Histoire d’une trahison

Il faut remercier Marianne et Bruno Rieth, qui résume parfaitement l’incroyable histoire d’une trahison. Mais comment François Hollande a-t-il pu dire pendant la campagne électorale que « mon véritable adversaire, c’est le monde de la finance » avant de mener une telle politique ? Il faut dire que quelques jours après, il confiait au Guardian : « la gauche a gouverné pendant 15 ans, pendant lesquels elle a libéralisé l’économie et ouvert les marchés à la finance et à la privatisation. Il n’y a pas de crainte à avoir ». C’est le second texte qui faisait foi, comme le démontre Bruno Rieth dans Marianne. Depuis deux ans et demi, l’Elysée et Bercy ne cessent de défendre l’agenda des banques et de la finance.

Et quelle meilleure illustration que la position de la France sur la taxe Tobin. L’idée a trouvé une seconde jeunesse avec la grande crise, soutenue par Joseph Stiglitz, qui y voit un moyen de réguler la finance mais aussi de davantage la faire contribuer à la collectivité, motivation qui semble d’autant plus juste aujourd’hui que les Etats ont déversé des milliards pour la sauver et qu’ils accumulent les déficits. Même l’Union européenne, pourtant souvent influencée par les intérêts des multinationales, a fini par y céder et pousser un projet, farouchement combattu par le Royaume-Uni et les banques. Si la France fait partie du groupe de onze pays qui avancent, elle semble y être pour ralentir le mouvement et en réduire la portée.

Dépasser la droite par la droite

De manière assez extraordinaire, le PS tempère donc le projet lancé en 2011 par Nicolas Sarkozy et Angela Merkel ! Malheureusement, rien de bien surprenant si on s’en réfère aux propos de Pierre Moscovici à l’été 2013, qui jugeait les projets de la Commission, pourtant guère interventionniste, « excessifs ». Quand mettre un membre du PS à la Commission semble alors la droitiser… Depuis, Michel Sapin vend le projet comme une révolution alors qu’il s’agit d’un pétard mouillé. Le diable étant dans les détails, l’Union européenne avance avec un projet dérisoire qui taxe dix fois moins les dérivés que les actions et les obligations (on se demande bien pourquoi ?), puis qui finit par en exonérer plus de 95 % de toute taxe !

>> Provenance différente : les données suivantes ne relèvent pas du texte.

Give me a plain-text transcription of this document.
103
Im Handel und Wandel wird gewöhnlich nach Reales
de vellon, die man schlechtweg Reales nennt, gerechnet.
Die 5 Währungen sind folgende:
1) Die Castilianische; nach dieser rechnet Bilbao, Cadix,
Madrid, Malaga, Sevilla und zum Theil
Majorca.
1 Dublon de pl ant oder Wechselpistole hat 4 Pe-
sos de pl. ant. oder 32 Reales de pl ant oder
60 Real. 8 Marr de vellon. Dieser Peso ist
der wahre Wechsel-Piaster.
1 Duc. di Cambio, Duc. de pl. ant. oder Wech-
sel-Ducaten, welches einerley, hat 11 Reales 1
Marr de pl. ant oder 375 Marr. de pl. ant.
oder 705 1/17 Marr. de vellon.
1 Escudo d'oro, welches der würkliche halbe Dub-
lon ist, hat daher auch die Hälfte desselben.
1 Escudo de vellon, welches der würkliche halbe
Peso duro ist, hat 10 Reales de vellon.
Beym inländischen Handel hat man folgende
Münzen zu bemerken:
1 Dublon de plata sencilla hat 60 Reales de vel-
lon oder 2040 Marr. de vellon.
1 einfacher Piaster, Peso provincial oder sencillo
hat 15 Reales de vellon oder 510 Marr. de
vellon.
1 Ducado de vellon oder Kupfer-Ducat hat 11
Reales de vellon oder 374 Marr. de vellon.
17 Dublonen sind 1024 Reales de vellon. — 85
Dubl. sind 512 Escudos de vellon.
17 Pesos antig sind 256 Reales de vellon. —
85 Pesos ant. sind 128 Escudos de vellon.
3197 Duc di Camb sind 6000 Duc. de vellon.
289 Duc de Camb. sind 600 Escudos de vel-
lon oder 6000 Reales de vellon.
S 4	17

Et même ce projet croupion déclenche de l’urticaire au monde financier, dont l’opinion est bien relayée par The Economist, vent debout contre cette idée, surtout quand elle semble pouvoir s’appliquer aux échanges faits depuis Londres. Pas de problème : il semble, paradoxalement, suffire de passer par Paris pour porter l’estocade comme ce projet nain pour encore en retarder la portée et la possible application. Il faut noter que les sociaux-démocrates allemands, pourtant guère révolutionnaires jugent « essentiel que tous les dérivés soient inclus car le trading international de dérivés a désormais atteint un volume d’environ douze fois le PIB mondial ». Les enfants de Schröder plus interventionnistes que François Hollande !

C’est ainsi que le PS suit l’agenda des multinationales en baissant les cotisations sociales et en flexibilisant le travail, et ne remet pas en cause le laisser-faire financier. Un grand homme aurait dit qu’il « n’aimait pas les socialistes, parce qu’ils ne sont pas socialistes ». 50 ans après, ceci semble encore plus vrai.

Le Rédacteur en chef de BEZIERS POLITIQUE

dimanche, octobre 26 2014

Edito - La France est-elle un rhinocéros blanc ?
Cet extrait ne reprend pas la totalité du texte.